The enclosures will be fitted with drinking pools, platforms and toys to ensure the lions don't become bored and will be steadily expanded as they become familiar with their new life, said Savannah Heuser, who started Emoya with her mother.

Emoya, in an area with a mix of habitats including mountainous regions, rolling grasslands, forests, cliff caves and river gorges, has a strict non-breeding policy, Heuser told The Associated Press.

Female lions may receive contraceptive medications so they can remain with their mates, while males may undergo vasectomies to make sure that no lions are bred in captivity.

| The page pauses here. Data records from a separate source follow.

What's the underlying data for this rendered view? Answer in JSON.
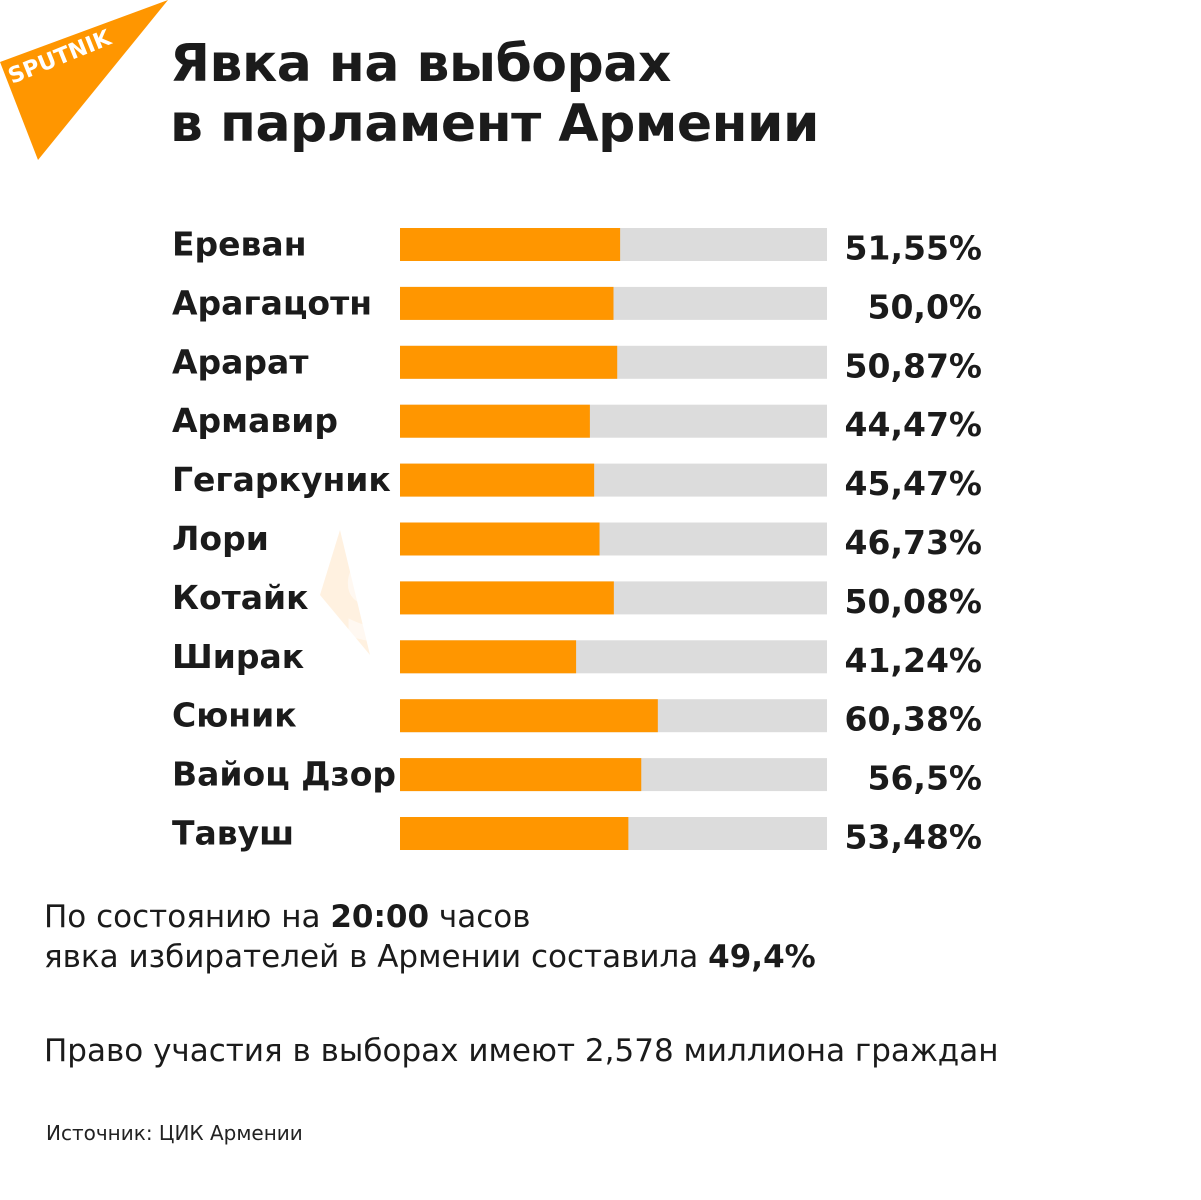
{
  "brand": {
    "logo_text": "SPUTNIK",
    "accent": "#FF9600"
  },
  "title": {
    "line1": "Явка на выборах",
    "line2": "в парламент Армении"
  },
  "chart_data": {
    "type": "bar",
    "orientation": "horizontal",
    "categories": [
      "Ереван",
      "Арагацотн",
      "Арарат",
      "Армавир",
      "Гегаркуник",
      "Лори",
      "Котайк",
      "Ширак",
      "Сюник",
      "Вайоц Дзор",
      "Тавуш"
    ],
    "values": [
      51.55,
      50.0,
      50.87,
      44.47,
      45.47,
      46.73,
      50.08,
      41.24,
      60.38,
      56.5,
      53.48
    ],
    "value_labels": [
      "51,55%",
      "50,0%",
      "50,87%",
      "44,47%",
      "45,47%",
      "46,73%",
      "50,08%",
      "41,24%",
      "60,38%",
      "56,5%",
      "53,48%"
    ],
    "xlim": [
      0,
      100
    ],
    "bar_color": "#FF9600",
    "track_color": "#DCDCDC",
    "grid": false,
    "legend": "none"
  },
  "summary": {
    "line1_pre": "По состоянию на ",
    "line1_bold": "20:00",
    "line1_post": " часов",
    "line2_pre": "явка избирателей в Армении составила ",
    "line2_bold": "49,4%"
  },
  "eligible": "Право участия в выборах имеют 2,578 миллиона граждан",
  "source": "Источник: ЦИК Армении"
}
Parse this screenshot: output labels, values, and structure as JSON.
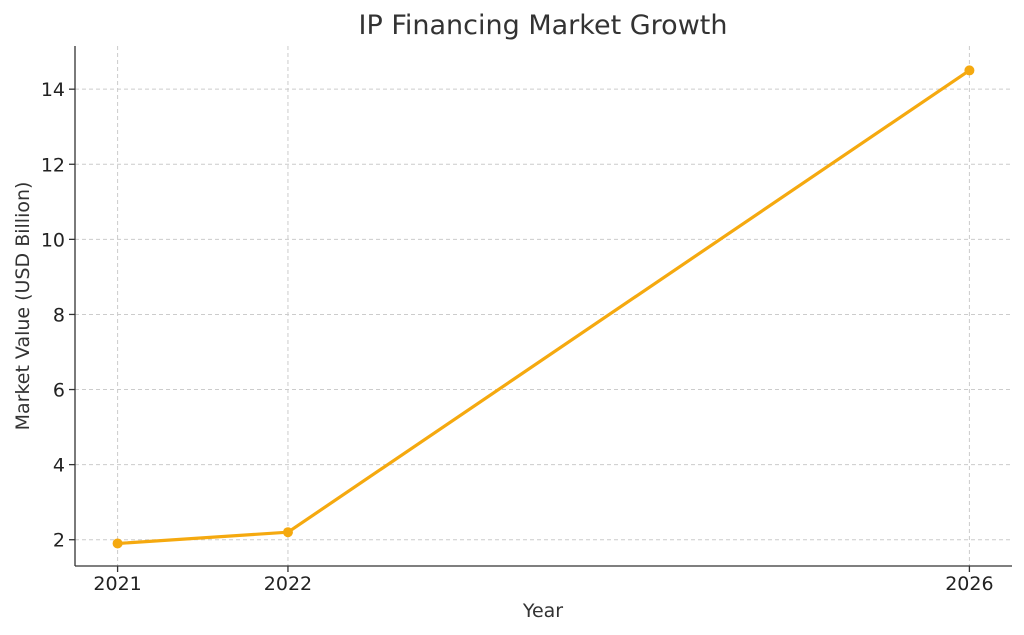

"The animals have no conservation value whatsoever. Many of them have been inbred,'' she said. "When we are sure that no breeding will take place, we allow males to interact with females. By then a pattern will have emerged ... and we will know which lions can be placed together.''

Emoya was opened in 2012, when Heuser was 16. The sanctuary's first cat, a lion rescued from Cairo called Chanel, arrived in June 2013. The sanctuary is currently home to eight big cats, including two Siberian tigers.

The lions are part of 100 animals that were rescued in Peru. Bears, monkeys, birds and other native wildlife have been relocated to sanctuaries in Peru and a tiger has been sent to a new home in Florida.